BETANEWS.ID, JEPARA – Satuan Reserse Narkoba (Satresnarkoba) Kepolisian Resor (Polres) Jepara kembali membongkar kasus penyalahgunaan narkoba jenis sabu seberat 45,2 gram di wilayah Desa Pulodarat, Kecamatan Pecangaan.
Wakapolres Jepara, Kompol Faris Budiman, mengatakan dalam kasus tersebut polisi mengamankan tiga orang tersangka berinisial FD (32), RK (26), dan MS (31).
Ketiganya merupakan warga Kecamatan Pecangaan. Mereka diamankan saat sedang berkumpul dan mengonsumsi sabu bersama di tempat kejadian perkara (TKP).
“Dari hasil pemeriksaan mendalam, FD diketahui merupakan pemodal utama. Ia tergiur keuntungan besar dari modal yang dikeluarkan,” ungkap Kompol Faris saat menggelar konferensi pers di Aula Mapolres Jepara, Rabu (19/8/2026).

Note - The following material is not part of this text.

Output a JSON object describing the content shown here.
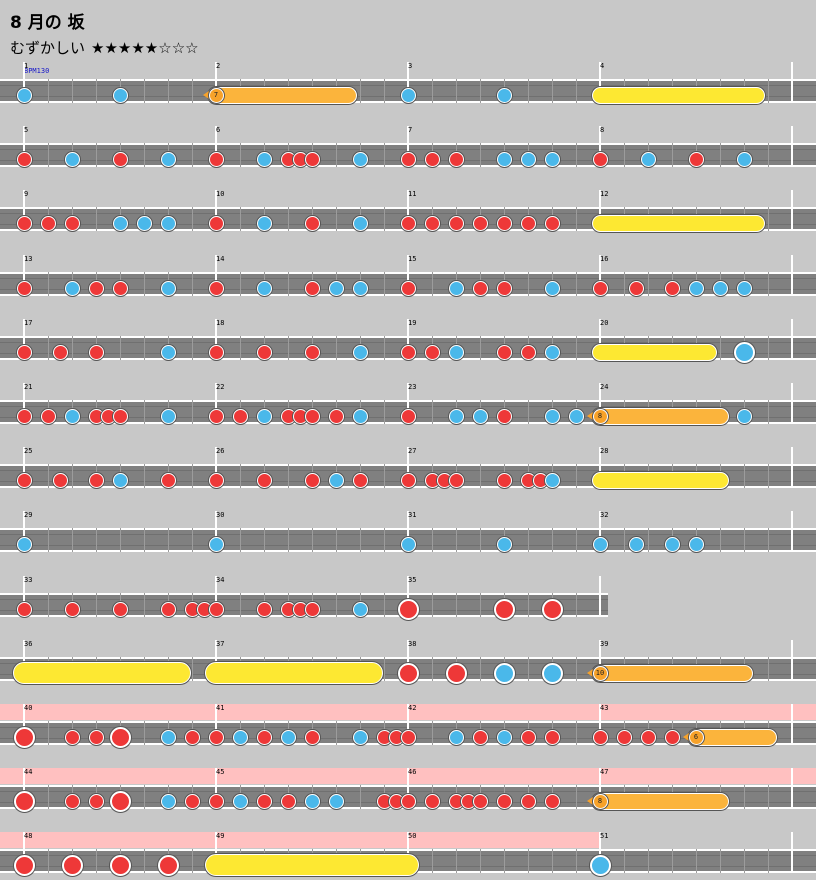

Kompol Faris menyebutkan, modal yang dikeluarkan FD untuk membeli narkoba jenis sabu seberat 50 gram mencapai Rp38,9 juta.

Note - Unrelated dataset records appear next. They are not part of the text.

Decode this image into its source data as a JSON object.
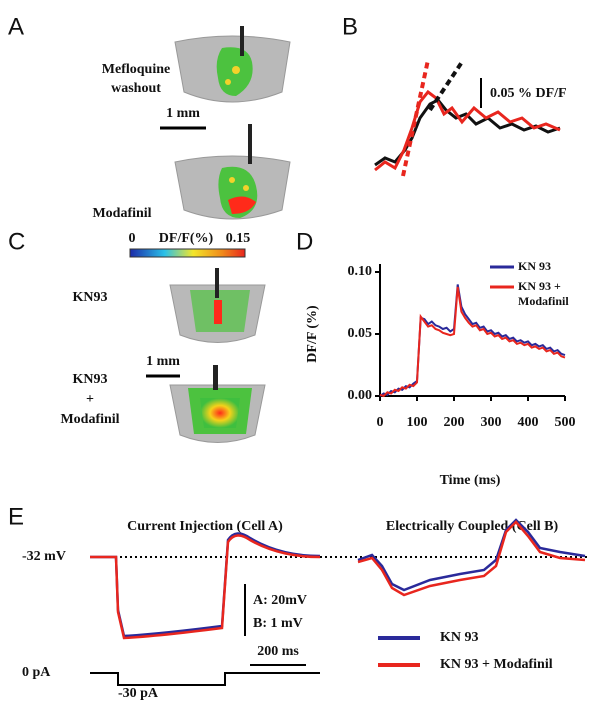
{
  "figure": {
    "panel_labels": [
      "A",
      "B",
      "C",
      "D",
      "E"
    ],
    "a": {
      "condition_1": [
        "Mefloquine",
        "washout"
      ],
      "scale": "1 mm",
      "condition_2": "Modafinil"
    },
    "b": {
      "scale": "0.05 % DF/F"
    },
    "c": {
      "colorbar_min": "0",
      "colorbar_title": "DF/F(%)",
      "colorbar_max": "0.15",
      "condition_1": "KN93",
      "scale": "1 mm",
      "condition_2": [
        "KN93",
        "+",
        "Modafinil"
      ]
    },
    "e": {
      "title_left": "Current Injection (Cell A)",
      "title_right": "Electrically Coupled (Cell B)",
      "holding": "-32 mV",
      "scale_a": "A: 20mV",
      "scale_b": "B: 1 mV",
      "scale_time": "200 ms",
      "current_0": "0 pA",
      "current_step": "-30 pA",
      "legend": [
        "KN 93",
        "KN 93 + Modafinil"
      ]
    }
  },
  "chart_data": {
    "type": "line",
    "xlabel": "Time (ms)",
    "ylabel": "DF/F (%)",
    "x": [
      0,
      10,
      20,
      30,
      40,
      50,
      60,
      70,
      80,
      90,
      100,
      110,
      120,
      130,
      140,
      150,
      160,
      170,
      180,
      190,
      200,
      210,
      220,
      230,
      240,
      250,
      260,
      270,
      280,
      290,
      300,
      310,
      320,
      330,
      340,
      350,
      360,
      370,
      380,
      390,
      400,
      410,
      420,
      430,
      440,
      450,
      460,
      470,
      480,
      490,
      500
    ],
    "series": [
      {
        "name": "KN 93",
        "color": "#2a2a9a",
        "values": [
          0.0,
          0.002,
          0.001,
          0.004,
          0.003,
          0.006,
          0.005,
          0.008,
          0.007,
          0.01,
          0.012,
          0.063,
          0.062,
          0.058,
          0.06,
          0.057,
          0.056,
          0.054,
          0.055,
          0.052,
          0.054,
          0.09,
          0.072,
          0.066,
          0.062,
          0.058,
          0.059,
          0.055,
          0.056,
          0.052,
          0.053,
          0.05,
          0.051,
          0.048,
          0.049,
          0.046,
          0.047,
          0.044,
          0.045,
          0.043,
          0.044,
          0.041,
          0.042,
          0.04,
          0.041,
          0.038,
          0.039,
          0.036,
          0.037,
          0.034,
          0.033
        ]
      },
      {
        "name": "KN 93 + Modafinil",
        "color": "#e8261e",
        "values": [
          0.001,
          0.0,
          0.003,
          0.002,
          0.005,
          0.004,
          0.007,
          0.006,
          0.009,
          0.008,
          0.011,
          0.064,
          0.06,
          0.056,
          0.057,
          0.054,
          0.053,
          0.051,
          0.05,
          0.049,
          0.05,
          0.088,
          0.068,
          0.063,
          0.059,
          0.056,
          0.057,
          0.053,
          0.054,
          0.05,
          0.051,
          0.048,
          0.049,
          0.046,
          0.047,
          0.044,
          0.045,
          0.042,
          0.043,
          0.041,
          0.042,
          0.039,
          0.04,
          0.038,
          0.039,
          0.036,
          0.037,
          0.034,
          0.035,
          0.032,
          0.031
        ]
      }
    ],
    "xlim": [
      0,
      500
    ],
    "xticks": [
      0,
      100,
      200,
      300,
      400,
      500
    ],
    "ylim": [
      0,
      0.1
    ],
    "yticks": [
      {
        "value": 0,
        "label": "0.00"
      },
      {
        "value": 0.05,
        "label": "0.05"
      },
      {
        "value": 0.1,
        "label": "0.10"
      }
    ]
  }
}
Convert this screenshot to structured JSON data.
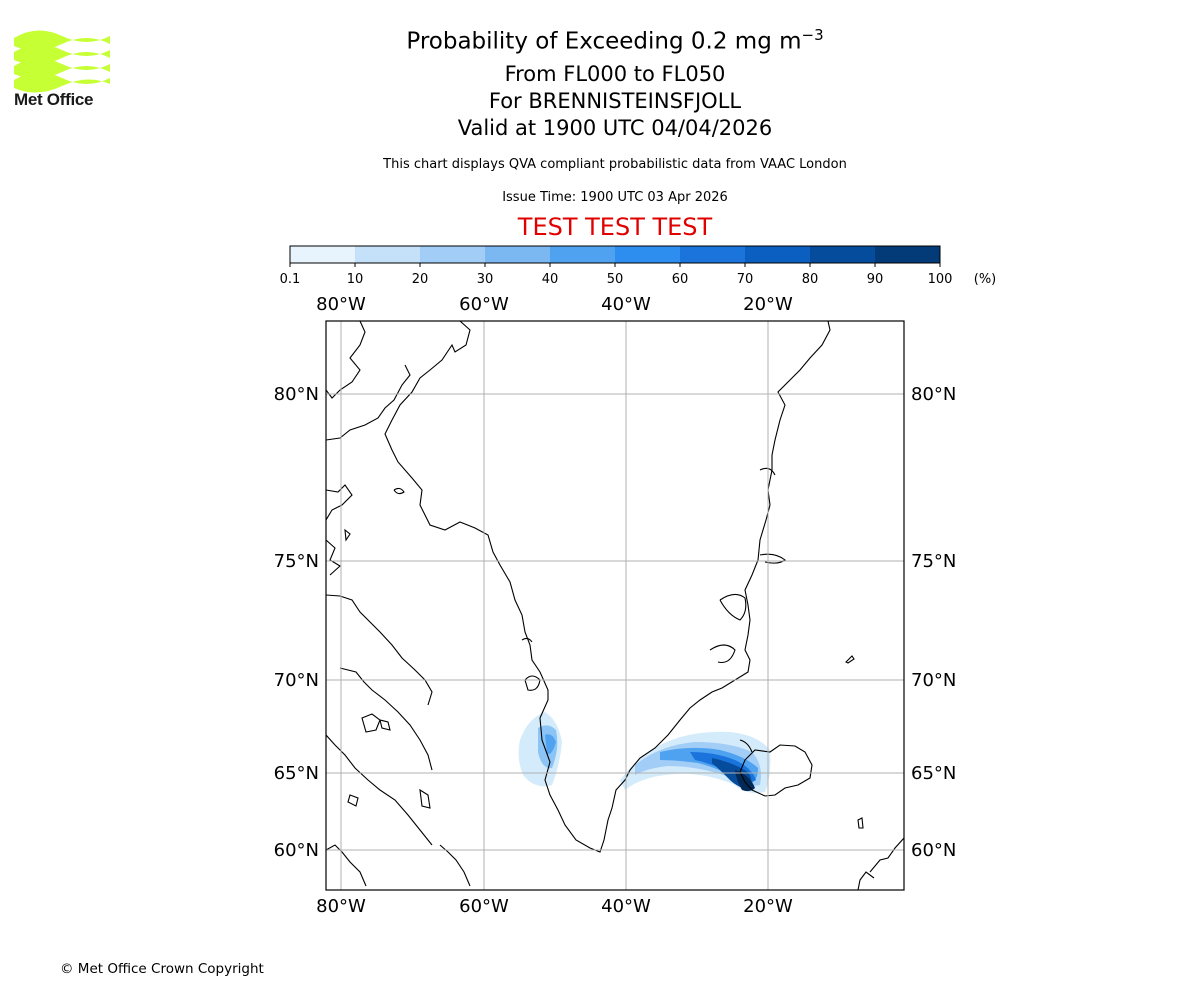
{
  "header": {
    "title_prefix": "Probability of Exceeding 0.2 mg m",
    "title_exponent": "−3",
    "range": "From FL000 to FL050",
    "volcano": "For BRENNISTEINSFJOLL",
    "valid_time": "Valid at 1900 UTC 04/04/2026",
    "subtitle": "This chart displays QVA compliant probabilistic data from VAAC London",
    "issue_time": "Issue Time: 1900 UTC 03 Apr 2026",
    "test_banner": "TEST TEST TEST"
  },
  "logo": {
    "text": "Met Office",
    "color": "#c6ff33"
  },
  "colorbar": {
    "ticks": [
      "0.1",
      "10",
      "20",
      "30",
      "40",
      "50",
      "60",
      "70",
      "80",
      "90",
      "100"
    ],
    "unit": "(%)",
    "colors": [
      "#e8f4fd",
      "#c5e1f9",
      "#a1cdf6",
      "#7bb8f2",
      "#4fa2f0",
      "#2e8ef0",
      "#1a74dc",
      "#0a5fc0",
      "#064c9c",
      "#033a78",
      "#022a58"
    ]
  },
  "map": {
    "lon_labels": [
      "80°W",
      "60°W",
      "40°W",
      "20°W"
    ],
    "lat_labels": [
      "80°N",
      "75°N",
      "70°N",
      "65°N",
      "60°N"
    ],
    "lon_lines": [
      -80,
      -60,
      -40,
      -20
    ],
    "lat_lines": [
      80,
      75,
      70,
      65,
      60
    ]
  },
  "footer": {
    "copyright": "© Met Office Crown Copyright"
  }
}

Barang tersebut kemudian dibungkus menjadi paket hemat seberat 0,5 gram dan dijual dengan harga Rp500 ribu hingga Rp600 ribu per paket. Hasilnya, FD bisa mendapatkan sekitar Rp50 juta dari penjualan paket sabu tersebut.

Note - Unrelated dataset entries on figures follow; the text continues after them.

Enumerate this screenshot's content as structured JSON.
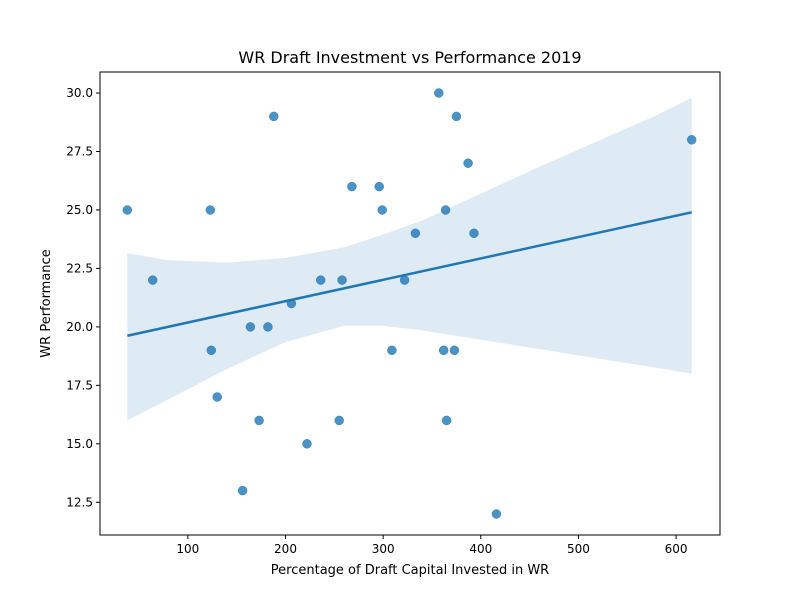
{
  "chart_data": {
    "type": "scatter",
    "title": "WR Draft Investment vs Performance 2019",
    "xlabel": "Percentage of Draft Capital Invested in WR",
    "ylabel": "WR Performance",
    "xlim": [
      10,
      645
    ],
    "ylim": [
      11.1,
      30.9
    ],
    "xticks": [
      100,
      200,
      300,
      400,
      500,
      600
    ],
    "xtick_labels": [
      "100",
      "200",
      "300",
      "400",
      "500",
      "600"
    ],
    "yticks": [
      12.5,
      15.0,
      17.5,
      20.0,
      22.5,
      25.0,
      27.5,
      30.0
    ],
    "ytick_labels": [
      "12.5",
      "15.0",
      "17.5",
      "20.0",
      "22.5",
      "25.0",
      "27.5",
      "30.0"
    ],
    "grid": false,
    "colors": {
      "points": "#1f77b4",
      "line": "#1f77b4",
      "band": "#1f77b4"
    },
    "points": [
      {
        "x": 38,
        "y": 25
      },
      {
        "x": 64,
        "y": 22
      },
      {
        "x": 123,
        "y": 25
      },
      {
        "x": 124,
        "y": 19
      },
      {
        "x": 130,
        "y": 17
      },
      {
        "x": 156,
        "y": 13
      },
      {
        "x": 164,
        "y": 20
      },
      {
        "x": 173,
        "y": 16
      },
      {
        "x": 182,
        "y": 20
      },
      {
        "x": 188,
        "y": 29
      },
      {
        "x": 206,
        "y": 21
      },
      {
        "x": 222,
        "y": 15
      },
      {
        "x": 236,
        "y": 22
      },
      {
        "x": 255,
        "y": 16
      },
      {
        "x": 258,
        "y": 22
      },
      {
        "x": 268,
        "y": 26
      },
      {
        "x": 296,
        "y": 26
      },
      {
        "x": 299,
        "y": 25
      },
      {
        "x": 309,
        "y": 19
      },
      {
        "x": 322,
        "y": 22
      },
      {
        "x": 333,
        "y": 24
      },
      {
        "x": 357,
        "y": 30
      },
      {
        "x": 362,
        "y": 19
      },
      {
        "x": 364,
        "y": 25
      },
      {
        "x": 365,
        "y": 16
      },
      {
        "x": 373,
        "y": 19
      },
      {
        "x": 375,
        "y": 29
      },
      {
        "x": 387,
        "y": 27
      },
      {
        "x": 393,
        "y": 24
      },
      {
        "x": 416,
        "y": 12
      },
      {
        "x": 616,
        "y": 28
      }
    ],
    "regression": {
      "x": [
        38,
        616
      ],
      "y": [
        19.62,
        24.9
      ]
    },
    "confidence_band": {
      "x": [
        38,
        80,
        140,
        200,
        260,
        300,
        340,
        400,
        460,
        520,
        580,
        616
      ],
      "upper": [
        23.15,
        22.85,
        22.75,
        22.95,
        23.4,
        23.95,
        24.55,
        25.7,
        26.85,
        27.95,
        29.05,
        29.8
      ],
      "lower": [
        16.0,
        16.9,
        18.2,
        19.35,
        20.05,
        20.05,
        19.85,
        19.45,
        19.05,
        18.65,
        18.25,
        18.0
      ]
    }
  }
}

“FD mendapatkan barang dari seorang rekannya bernama Teo melalui media sosial. Penyerahan barang dilakukan dengan sistem ranjau di dekat tempat sampah depan SPBU Jatingaleh, Semarang,” jelas Wakapolres.
Baca juga : 108 Warga Binaan Rutan Kudus Dapat Remisi HUT RI, 5 Orang Langsung Bebas
FD mengaku telah menjadi pengedar sabu selama lima bulan. Sebelumnya, ia beroperasi bersama rekannya yang saat ini juga tengah menjalani proses hukum di Polres Jepara.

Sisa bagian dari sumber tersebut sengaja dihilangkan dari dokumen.